Deuxièmement, les complémentaires santé sont de plus en plus sollicitées : non seulement elles pallient les insuffisances du régime de base, mais elles font l’objet de taxes spécifiques croissantes. Etienne Caniard, président de la Mutualité française, expliquait ainsi qu’en 10 ans, les taxes applicables aux mutuelles étaient passées de 1,75 à 13,27%. Par adhérent, cela représente désormais 76€ contre 5€ en 2001.
Ce surcoût se répercute nécessairement sur les adhérents, en particulier la classe moyenne, pour qui se soigner va peu à peu devenir un luxe.
Enfin, troisièmement, le gouvernement a récemment pris une mesure visant à taxer les salariés bénéficiant d’une complémentaire santé d’entreprise (voir la loi de finances pour 2014). Le montant de l’abondement fourni par l’employeur figurera donc sur sa feuille d’imposition pour être imposé au même titre que ses autres revenus.
Dans le même esprit, le Credoq a récemment publié une étude démontrant que le mécanisme redistributif français joue moins en faveur de la classe moyenne inférieure que des autres classes, cette classe étant constituée par les travailleurs pauvres (ménages dans lesquels un seul membre du couple travaille pour un salaire modeste, temps partiels subis, petits boulots, etc.)
Cela signifie, en clair, que les travailleurs pauvres bénéficient de moins d’aides que les personnes sans emploi. Cette logique redistributive est délétère, en ce qu’elle enferme durablement les individus dans la pauvreté.
Elle aboutit donc à l’inverse de ce que la sagesse populaire nous apprend, "Si tu vois un homme qui a faim, donne-lui un poisson : tu le nourriras pour un jour. Mais apprends-lui à pêcher et il se nourrira toute sa vie."
Conséquence de la baisse de son pouvoir d’achat, la classe moyenne dépense moins. Le début des soldes d’hiver en fournit une bonne illustration. Les achats se concentrent sur les produits les plus soldés, restreignant le prix du panier moyen des consommateurs. L’économie réelle en pâtit donc, in fine.
Les classes moyennes sont bel et bien les sacrifiées du régime actuel, dont on aurait pu espérer l’inverse : l’essence du socialisme n’est-elle pas de lutter contre les inégalités, dans le sens d’une amélioration de la condition sociale des travailleurs (en collectivisant ou non les moyens de production, selon les tendances).

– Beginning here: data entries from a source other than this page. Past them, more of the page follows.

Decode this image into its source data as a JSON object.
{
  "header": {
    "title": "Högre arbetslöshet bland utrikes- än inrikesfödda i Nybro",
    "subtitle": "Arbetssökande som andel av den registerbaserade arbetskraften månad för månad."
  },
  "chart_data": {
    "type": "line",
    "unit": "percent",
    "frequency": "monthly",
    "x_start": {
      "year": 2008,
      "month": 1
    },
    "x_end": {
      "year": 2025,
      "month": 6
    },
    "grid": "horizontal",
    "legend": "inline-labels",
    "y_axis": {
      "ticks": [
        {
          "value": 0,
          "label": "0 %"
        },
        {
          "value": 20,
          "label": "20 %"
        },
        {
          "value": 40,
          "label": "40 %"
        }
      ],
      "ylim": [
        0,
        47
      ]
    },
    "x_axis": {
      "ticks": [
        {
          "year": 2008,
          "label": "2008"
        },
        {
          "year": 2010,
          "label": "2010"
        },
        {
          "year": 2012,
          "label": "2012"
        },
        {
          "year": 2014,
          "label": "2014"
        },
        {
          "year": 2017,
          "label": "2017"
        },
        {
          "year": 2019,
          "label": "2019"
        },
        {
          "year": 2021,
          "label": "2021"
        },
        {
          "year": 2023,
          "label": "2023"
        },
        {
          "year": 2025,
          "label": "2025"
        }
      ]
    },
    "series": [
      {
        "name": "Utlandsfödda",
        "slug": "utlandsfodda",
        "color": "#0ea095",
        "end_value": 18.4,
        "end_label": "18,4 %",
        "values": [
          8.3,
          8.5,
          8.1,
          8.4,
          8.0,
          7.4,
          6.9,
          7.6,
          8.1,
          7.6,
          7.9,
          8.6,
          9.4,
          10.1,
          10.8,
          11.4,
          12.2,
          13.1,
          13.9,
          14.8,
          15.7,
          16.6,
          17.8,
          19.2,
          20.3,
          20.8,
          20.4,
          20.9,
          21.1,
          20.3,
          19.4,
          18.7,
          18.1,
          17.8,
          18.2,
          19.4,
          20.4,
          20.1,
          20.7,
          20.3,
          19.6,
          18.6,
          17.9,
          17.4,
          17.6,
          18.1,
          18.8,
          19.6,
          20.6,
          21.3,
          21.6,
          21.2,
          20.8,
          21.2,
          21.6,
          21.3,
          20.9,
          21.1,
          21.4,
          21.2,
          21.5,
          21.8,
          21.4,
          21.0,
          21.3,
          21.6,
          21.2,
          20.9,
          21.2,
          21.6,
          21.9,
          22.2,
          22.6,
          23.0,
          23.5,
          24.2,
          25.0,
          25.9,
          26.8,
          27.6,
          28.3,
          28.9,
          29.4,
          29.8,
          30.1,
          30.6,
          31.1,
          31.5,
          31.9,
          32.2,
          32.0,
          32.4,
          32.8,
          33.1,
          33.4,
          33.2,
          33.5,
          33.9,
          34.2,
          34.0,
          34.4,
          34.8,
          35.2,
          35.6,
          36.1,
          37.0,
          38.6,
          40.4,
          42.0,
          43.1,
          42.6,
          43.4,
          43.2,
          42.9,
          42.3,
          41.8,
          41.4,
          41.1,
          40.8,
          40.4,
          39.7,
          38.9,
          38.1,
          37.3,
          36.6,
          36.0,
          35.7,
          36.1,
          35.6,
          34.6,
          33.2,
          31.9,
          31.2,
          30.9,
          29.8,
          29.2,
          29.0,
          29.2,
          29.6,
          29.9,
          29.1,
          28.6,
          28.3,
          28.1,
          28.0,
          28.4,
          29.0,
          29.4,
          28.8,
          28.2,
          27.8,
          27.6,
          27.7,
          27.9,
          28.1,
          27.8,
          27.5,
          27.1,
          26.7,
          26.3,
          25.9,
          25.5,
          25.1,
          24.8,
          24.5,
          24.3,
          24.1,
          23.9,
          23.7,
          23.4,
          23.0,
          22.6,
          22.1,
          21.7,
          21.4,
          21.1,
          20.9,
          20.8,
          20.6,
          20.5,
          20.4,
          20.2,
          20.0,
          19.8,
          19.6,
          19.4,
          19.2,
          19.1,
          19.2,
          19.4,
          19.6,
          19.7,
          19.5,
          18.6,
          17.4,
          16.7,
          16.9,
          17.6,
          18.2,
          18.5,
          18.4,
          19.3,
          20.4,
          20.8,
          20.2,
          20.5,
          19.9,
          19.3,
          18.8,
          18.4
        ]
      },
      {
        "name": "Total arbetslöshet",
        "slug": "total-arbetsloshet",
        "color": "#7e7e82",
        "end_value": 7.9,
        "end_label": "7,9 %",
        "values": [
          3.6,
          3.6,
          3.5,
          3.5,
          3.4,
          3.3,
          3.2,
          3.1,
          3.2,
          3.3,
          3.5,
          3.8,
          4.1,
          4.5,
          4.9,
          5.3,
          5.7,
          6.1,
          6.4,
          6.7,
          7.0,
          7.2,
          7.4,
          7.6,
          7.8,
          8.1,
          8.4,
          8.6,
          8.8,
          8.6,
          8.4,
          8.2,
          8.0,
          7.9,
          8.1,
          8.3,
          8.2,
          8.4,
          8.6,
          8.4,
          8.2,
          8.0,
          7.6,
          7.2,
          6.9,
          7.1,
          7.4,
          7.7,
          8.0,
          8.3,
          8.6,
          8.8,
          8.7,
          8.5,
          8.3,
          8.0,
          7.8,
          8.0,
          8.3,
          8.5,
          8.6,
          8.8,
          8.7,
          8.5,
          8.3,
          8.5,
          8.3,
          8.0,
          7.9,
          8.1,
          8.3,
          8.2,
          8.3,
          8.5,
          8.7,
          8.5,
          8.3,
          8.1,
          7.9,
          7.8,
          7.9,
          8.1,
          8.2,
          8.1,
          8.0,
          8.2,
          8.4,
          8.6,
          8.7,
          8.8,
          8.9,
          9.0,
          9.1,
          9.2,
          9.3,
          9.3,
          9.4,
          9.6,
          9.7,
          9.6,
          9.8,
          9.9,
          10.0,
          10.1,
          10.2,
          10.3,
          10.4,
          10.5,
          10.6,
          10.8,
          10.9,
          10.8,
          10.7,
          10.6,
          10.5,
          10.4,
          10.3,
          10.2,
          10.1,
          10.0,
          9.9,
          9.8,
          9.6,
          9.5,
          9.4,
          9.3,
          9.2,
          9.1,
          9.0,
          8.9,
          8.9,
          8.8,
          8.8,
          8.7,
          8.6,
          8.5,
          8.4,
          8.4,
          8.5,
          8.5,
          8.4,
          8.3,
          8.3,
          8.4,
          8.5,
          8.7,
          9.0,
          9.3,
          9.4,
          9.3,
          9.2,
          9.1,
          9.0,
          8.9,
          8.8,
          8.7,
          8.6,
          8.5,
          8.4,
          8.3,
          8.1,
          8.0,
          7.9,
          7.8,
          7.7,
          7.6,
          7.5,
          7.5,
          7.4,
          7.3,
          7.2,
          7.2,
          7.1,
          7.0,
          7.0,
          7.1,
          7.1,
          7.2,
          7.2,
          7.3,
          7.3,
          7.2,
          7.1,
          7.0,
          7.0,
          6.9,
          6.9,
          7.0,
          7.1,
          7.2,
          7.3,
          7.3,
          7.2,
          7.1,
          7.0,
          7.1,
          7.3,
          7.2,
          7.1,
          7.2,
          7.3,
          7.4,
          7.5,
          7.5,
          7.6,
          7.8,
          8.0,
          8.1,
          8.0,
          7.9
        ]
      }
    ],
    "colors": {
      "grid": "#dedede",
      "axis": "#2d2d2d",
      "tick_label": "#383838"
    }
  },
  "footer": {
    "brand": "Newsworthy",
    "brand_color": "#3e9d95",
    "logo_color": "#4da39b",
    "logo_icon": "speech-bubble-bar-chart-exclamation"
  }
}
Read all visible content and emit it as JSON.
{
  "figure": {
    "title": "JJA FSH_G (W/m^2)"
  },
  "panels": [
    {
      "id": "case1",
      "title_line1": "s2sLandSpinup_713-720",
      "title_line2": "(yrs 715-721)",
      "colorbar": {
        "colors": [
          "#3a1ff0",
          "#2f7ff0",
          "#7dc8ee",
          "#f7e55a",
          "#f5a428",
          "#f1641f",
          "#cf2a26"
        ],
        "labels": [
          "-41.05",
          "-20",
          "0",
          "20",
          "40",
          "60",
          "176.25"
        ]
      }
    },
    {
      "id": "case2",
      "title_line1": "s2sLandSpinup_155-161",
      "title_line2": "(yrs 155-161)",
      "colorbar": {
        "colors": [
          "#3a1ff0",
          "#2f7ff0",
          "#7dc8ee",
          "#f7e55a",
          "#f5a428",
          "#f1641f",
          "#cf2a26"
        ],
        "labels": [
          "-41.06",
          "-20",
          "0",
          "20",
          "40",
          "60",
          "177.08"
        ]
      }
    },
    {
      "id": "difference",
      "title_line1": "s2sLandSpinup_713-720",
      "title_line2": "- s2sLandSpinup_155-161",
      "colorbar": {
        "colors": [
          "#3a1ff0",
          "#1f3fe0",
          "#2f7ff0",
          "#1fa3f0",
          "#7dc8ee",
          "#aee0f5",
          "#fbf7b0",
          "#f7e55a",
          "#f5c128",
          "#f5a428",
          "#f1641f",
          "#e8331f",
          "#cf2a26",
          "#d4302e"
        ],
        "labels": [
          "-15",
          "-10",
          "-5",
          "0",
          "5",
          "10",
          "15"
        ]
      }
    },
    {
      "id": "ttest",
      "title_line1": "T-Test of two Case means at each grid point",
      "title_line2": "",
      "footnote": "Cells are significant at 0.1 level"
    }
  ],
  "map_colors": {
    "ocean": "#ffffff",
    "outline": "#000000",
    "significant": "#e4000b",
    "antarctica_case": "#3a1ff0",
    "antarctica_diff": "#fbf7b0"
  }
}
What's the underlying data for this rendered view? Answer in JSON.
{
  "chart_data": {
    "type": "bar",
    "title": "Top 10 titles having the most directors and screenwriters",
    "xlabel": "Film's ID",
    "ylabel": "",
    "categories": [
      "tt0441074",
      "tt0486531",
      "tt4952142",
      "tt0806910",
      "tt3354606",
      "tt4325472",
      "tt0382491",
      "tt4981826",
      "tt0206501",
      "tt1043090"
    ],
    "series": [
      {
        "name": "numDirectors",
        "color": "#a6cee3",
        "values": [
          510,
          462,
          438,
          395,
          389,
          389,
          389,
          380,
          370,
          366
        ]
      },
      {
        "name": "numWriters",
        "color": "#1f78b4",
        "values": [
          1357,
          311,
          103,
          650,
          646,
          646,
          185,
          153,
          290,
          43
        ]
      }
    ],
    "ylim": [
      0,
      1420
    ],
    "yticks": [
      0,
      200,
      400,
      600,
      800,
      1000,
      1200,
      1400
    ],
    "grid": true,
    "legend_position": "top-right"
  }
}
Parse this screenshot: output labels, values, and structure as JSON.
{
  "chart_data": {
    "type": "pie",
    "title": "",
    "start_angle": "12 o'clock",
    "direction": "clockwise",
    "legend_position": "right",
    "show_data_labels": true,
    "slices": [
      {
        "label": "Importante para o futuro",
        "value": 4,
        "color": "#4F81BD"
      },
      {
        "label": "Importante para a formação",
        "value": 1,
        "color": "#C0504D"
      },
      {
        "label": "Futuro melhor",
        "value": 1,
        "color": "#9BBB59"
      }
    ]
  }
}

Aujourd’hui, à l’inverse, la classe laborieuse fait particulièrement les frais des mesures adoptées par le pouvoir en place. On retiendra la mesure obligeant les employeurs à domicile à payer les charges sociales de leurs employés au réel, et non plus au forfait. L’idée du gouvernement était de forcer les particuliers ayant des emplois à domicile à payer davantage de charges sociales. Mais cette mesure se retourne contre les employés à domicile : entre ceux qui renoncent à faire faire leurs travaux et ceux qui les font au noir, en l’absence de toute protection sociale pour les employés, c’est bien eux qui souffrent le plus de la mesure.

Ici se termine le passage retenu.